Капитан отдал честь и направился к выходу. Внезапно майор почувствовал угрызения совести. Он снова подозвал капитана и дополнил свои инструкции:
– Вы всё-таки не слишком там перегибайте палку со своими молодчиками!
Вот каким образом капитан Тардиво, получил своё боевое задание.

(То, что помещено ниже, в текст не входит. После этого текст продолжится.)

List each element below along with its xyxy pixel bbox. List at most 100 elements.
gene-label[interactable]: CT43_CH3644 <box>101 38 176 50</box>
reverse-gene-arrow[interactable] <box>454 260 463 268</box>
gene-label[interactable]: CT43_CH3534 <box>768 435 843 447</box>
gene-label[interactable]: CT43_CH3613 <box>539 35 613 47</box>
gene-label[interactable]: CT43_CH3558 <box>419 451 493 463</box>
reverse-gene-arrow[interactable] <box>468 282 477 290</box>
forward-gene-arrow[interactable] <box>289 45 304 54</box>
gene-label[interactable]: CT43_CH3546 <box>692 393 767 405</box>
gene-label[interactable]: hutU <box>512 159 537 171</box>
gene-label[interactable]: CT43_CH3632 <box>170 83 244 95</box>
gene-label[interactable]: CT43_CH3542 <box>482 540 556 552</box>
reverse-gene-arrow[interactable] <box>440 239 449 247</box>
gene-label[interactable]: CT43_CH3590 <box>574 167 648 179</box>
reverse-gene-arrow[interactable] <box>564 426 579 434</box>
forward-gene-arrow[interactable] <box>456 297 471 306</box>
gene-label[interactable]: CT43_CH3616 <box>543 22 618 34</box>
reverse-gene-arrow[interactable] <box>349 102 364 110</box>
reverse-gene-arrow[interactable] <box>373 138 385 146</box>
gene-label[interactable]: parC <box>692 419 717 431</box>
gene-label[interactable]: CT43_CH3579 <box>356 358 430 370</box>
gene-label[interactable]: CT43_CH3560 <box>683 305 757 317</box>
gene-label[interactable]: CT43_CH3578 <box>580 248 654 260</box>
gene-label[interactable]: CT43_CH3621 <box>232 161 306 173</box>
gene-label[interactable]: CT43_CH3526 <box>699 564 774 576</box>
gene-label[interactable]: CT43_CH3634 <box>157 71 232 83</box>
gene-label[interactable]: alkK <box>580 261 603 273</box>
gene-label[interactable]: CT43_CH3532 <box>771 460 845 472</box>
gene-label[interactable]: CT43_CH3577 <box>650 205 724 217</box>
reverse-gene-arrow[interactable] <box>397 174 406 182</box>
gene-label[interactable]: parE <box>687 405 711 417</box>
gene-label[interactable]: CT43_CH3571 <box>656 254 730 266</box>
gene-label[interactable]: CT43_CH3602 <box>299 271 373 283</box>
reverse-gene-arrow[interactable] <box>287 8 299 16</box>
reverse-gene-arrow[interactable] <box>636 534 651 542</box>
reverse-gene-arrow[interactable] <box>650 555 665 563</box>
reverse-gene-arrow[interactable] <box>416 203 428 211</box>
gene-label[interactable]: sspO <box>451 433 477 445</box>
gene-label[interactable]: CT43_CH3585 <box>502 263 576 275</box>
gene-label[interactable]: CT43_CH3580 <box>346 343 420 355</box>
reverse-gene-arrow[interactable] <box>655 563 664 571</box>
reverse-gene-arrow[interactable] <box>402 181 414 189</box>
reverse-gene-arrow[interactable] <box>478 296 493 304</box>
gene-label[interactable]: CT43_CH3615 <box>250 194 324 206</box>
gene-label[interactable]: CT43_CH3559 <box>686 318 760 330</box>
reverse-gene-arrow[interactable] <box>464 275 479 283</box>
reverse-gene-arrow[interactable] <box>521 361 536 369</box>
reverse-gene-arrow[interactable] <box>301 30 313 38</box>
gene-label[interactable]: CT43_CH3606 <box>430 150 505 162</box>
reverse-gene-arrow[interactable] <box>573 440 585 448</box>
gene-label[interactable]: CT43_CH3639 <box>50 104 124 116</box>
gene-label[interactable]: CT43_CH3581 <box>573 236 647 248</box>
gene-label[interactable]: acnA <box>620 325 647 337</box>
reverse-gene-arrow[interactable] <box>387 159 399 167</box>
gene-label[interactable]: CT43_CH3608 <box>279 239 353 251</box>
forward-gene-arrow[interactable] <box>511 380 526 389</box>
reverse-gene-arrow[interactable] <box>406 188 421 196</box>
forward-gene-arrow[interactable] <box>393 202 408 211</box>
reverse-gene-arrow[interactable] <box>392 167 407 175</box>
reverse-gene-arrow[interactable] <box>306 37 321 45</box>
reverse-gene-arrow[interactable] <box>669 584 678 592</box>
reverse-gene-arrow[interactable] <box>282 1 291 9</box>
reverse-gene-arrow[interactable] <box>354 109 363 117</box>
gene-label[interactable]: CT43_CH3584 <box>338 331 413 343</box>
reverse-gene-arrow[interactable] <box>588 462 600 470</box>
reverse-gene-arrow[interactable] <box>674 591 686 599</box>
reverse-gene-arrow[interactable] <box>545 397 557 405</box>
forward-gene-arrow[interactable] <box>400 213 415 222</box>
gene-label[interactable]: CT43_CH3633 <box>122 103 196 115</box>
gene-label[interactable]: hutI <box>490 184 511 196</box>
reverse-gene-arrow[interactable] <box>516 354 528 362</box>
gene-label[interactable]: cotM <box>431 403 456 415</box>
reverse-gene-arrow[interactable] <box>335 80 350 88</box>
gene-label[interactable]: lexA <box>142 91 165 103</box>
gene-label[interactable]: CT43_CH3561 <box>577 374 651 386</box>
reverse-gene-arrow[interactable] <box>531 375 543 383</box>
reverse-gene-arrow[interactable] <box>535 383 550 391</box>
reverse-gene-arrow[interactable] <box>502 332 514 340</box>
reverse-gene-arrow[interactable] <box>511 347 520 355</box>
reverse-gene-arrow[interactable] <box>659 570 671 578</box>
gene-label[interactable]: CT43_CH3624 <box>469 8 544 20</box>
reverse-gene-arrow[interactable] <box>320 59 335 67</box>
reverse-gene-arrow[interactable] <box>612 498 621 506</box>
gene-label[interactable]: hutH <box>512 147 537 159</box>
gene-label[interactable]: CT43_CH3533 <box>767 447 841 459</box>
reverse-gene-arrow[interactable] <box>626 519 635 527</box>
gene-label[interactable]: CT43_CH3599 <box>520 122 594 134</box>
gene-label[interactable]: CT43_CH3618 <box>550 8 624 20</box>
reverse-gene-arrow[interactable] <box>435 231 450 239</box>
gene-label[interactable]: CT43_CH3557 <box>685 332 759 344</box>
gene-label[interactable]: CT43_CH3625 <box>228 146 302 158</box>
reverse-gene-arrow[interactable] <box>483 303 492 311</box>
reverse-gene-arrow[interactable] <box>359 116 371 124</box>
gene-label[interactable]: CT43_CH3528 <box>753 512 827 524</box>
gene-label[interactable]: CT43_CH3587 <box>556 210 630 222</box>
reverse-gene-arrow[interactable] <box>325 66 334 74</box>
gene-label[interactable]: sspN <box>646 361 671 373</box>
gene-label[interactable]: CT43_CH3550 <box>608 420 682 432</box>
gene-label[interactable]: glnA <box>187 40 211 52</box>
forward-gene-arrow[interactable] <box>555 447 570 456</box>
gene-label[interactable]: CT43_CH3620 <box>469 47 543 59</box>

Капитан Тардиво, вышедший из рядовых, был типичнейшим военным. Вот, вкратце, карьера этого офицера – она не лишена некоторого интереса. В 1914 году тридцатидвухлетний Тардиво, унтер-офицер сверхсрочник, служил в алжирском городке Блида. Расхаживая по казарменному двору, он часто размышлял об окончании своей карьеры. Если всё будет благополучно, он выйдет в отставку в чине старшины и подыщет себе скромную штатскую работёнку, что-нибудь наподобие праздной должности консьержа. Живописное безделье казалось ему прекрасным завершением жизни для разудалого вояки. Он размышлял о подобной награде за свою беспорочную службу и уже видел себя в тёмном мундире, украшенном медалями колониальных войск. Он буи дет сидеть верхом на стуле в тени величественного подъезда, целыми днями скручивать цигарки и озирать прохожих строгим и уверенным взглядом, который вырабатывается в результате долгой сторожевой службы. Он будет покидать свой пост только для того, чтобы захаживать, и притом частенько, в маленькое соседнее кафе, где будет осушать стопки и с лёгкостью очаровывать провинциалов красочными рассказами о своих боевых походах. Кое-кто из миленьких служаночек, вне всякого сомнения, оценит по достоинству его многочисленные подвиги. Недаром он имел любовные интрижки под всеми земными широтами. У него была своя манера подмигивать красоткам, быть может, немного вульгарная, но зато дающая ясно понять, к чему он клонит, а ведь самое главное в таких делах – это чтобы тебя правильно поняли. Безошибочным чутьём умел он угадывать подходящих женщин, которых про себя называл «мукерками».[25] Он грубо обращался с этими индюшками, созданными для его утех, и при всяком удобном случае принимал от них подарки – дань его могуществу, которое могло проявляться и в виде побоев, если этот джентльмен перепивался абсентом. Мерки человеческой значимости бесконечно разнообразны и меняются в зависимости от условий: в гражданской жизни Тардиво считался бы стопроцентным хулиганом, в африканской армии он имел репутацию превосходного унтер-офицера.